IoT system reliability

cbrake · October 24, 2020, 7:02pm

One of the IoT systems I’m involved in started as a Meteor project and thus uses MongoDB for a database. Even though I’m not using Meteor in new projects, Meteor has worked out quite well as a web application solution. We have used other companies to host MongoDB – initially mLab, and now MongoDB Atlas.

We’ve had several database related problems in the last year:

At one point, our Go backend process was spawning new connections at a very rapid rate and would eventually exhaust the number of file resources available on the machine. This appears to be caused by some type of networking problem between our server and the MongoDB cluster.
Recently, we completely lost the network connection between our server (hosted by Linode), and the MongoDB cluster for 30m or so at a time (happened twice). We could communicate with both the server and the DB cluster from a workstation, but they could not talk to each other. A backup server could also talk to the DB during the outage. Without a database, our entire system basically goes down.

So, while the idea of having a hosted MongoDB cluster with redundant nodes (such that if one fails, the other keeps going) is a nice idea, the failures we’ve had to date are related to the connection between the server and these nodes – not a DB or server failure. Because the cluster nodes are in the same data center, it is likely a networking problem will affect the entire cluster. These problems are very difficult to debug as we don’t control the Internet and have very little visibility into the networking infrastructure of the server and DB hosting services.

To date, we would have had a more reliable system if we had simply hosted the database on the main cloud server, where there is no chance of a networking problem. If the server ever died, we would have to rebuild it, but with a good Ansible process, that should only take 30m (which is acceptable downtime in most systems), and I’ve yet to have a cloud server die on me. Typically if there are problems with a cloud server, the hosting provider simply migrates the cloud instance to another machine.

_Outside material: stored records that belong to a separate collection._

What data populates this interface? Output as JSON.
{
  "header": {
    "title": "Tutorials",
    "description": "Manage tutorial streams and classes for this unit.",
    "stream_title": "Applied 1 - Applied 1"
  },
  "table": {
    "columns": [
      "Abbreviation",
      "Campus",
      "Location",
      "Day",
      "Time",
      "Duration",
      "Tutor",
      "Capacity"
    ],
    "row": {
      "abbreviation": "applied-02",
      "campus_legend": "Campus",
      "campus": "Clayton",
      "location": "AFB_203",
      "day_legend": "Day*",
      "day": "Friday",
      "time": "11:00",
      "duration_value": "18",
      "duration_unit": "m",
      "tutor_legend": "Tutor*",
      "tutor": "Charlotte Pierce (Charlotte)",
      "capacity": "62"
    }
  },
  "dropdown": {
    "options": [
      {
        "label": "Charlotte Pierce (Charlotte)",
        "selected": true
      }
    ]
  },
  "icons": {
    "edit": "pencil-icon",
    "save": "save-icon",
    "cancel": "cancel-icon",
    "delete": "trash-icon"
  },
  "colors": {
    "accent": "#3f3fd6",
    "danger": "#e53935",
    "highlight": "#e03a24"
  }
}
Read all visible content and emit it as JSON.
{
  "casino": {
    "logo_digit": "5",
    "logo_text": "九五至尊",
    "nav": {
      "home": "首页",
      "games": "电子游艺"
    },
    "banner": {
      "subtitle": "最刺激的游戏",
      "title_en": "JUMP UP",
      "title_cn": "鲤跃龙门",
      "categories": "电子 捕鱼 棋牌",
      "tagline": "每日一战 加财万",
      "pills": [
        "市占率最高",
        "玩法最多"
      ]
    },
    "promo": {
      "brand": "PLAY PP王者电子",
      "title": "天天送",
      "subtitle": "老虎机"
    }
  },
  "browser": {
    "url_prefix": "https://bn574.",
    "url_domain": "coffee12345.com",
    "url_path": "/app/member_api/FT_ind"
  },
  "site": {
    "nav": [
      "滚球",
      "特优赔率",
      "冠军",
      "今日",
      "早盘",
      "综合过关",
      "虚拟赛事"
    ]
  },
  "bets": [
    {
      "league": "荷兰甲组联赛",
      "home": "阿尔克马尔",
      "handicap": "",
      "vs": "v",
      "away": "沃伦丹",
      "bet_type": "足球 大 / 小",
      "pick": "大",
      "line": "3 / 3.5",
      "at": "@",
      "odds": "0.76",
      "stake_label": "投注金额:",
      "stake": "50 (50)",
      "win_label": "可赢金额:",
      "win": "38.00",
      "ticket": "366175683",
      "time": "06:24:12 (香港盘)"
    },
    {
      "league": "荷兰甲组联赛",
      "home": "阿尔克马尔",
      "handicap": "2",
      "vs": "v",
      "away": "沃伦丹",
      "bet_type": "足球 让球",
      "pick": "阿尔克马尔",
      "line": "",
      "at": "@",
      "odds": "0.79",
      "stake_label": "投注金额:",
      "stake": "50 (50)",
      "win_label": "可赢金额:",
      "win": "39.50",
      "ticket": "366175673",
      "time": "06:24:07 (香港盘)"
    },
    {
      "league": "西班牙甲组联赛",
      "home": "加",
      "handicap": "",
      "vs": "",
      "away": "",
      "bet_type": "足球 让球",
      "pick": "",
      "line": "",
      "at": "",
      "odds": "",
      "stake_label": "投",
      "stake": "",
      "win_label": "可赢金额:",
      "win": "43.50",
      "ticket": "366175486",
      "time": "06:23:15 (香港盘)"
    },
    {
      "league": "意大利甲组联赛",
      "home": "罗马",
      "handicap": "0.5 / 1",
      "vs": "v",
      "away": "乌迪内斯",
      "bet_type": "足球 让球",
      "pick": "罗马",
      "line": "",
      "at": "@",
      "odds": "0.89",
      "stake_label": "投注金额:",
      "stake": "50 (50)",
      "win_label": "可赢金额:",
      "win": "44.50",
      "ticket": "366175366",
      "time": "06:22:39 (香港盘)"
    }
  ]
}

To preserve our existing architecture, we will likely move toward running two servers.

Some thoughts on this:

simple is often better than complex
distributed systems are hard
it is important to own your own platform – otherwise you can’t do much when there are problems
question if you really need a DB cluster if you have good backups and restore procedures
this seems related to the end-to-end argument – building extreme reliability into one part of the system does very little if the system is not end-to-end reliable
typically the problems you run into in life are rarely the ones you imagined or predicted

These experiences continue to refine and reinforce the vision I have for Simple IoT:

simple is better than complex
local databases are better than remote for small/mid-size deployments where the data easily fits on one machine
redundancy is overrated if you can tolerate a little downtime to rebuild
redundancy only really works if your machines are in separate data centers

The following are some thoughts on the SIOT architecture as it continues to be defined:

each SIOT instance will have its own embedded database (by default – an external DB could be used for systems of larger scale)
a SIOT instance can run in the cloud, or on edge devices.
the synchronization mechanism between cloud-cloud, or cloud-edge instances is the same – an edge instance simply synchronizes less of the data graph.
if you want redundancy in the cloud or at the edge, simply add more SIOT instances.

This is optimized for the long tail of IoT, because most of us are not Google. Data needed to manage even 100,000 devices can easily fit on one machine. With a moderate 20GB of storage, that is 200MB per device – seems that should be plenty. And, if you do happen to reach google scale, then swap out the embedded data store for something that scales better.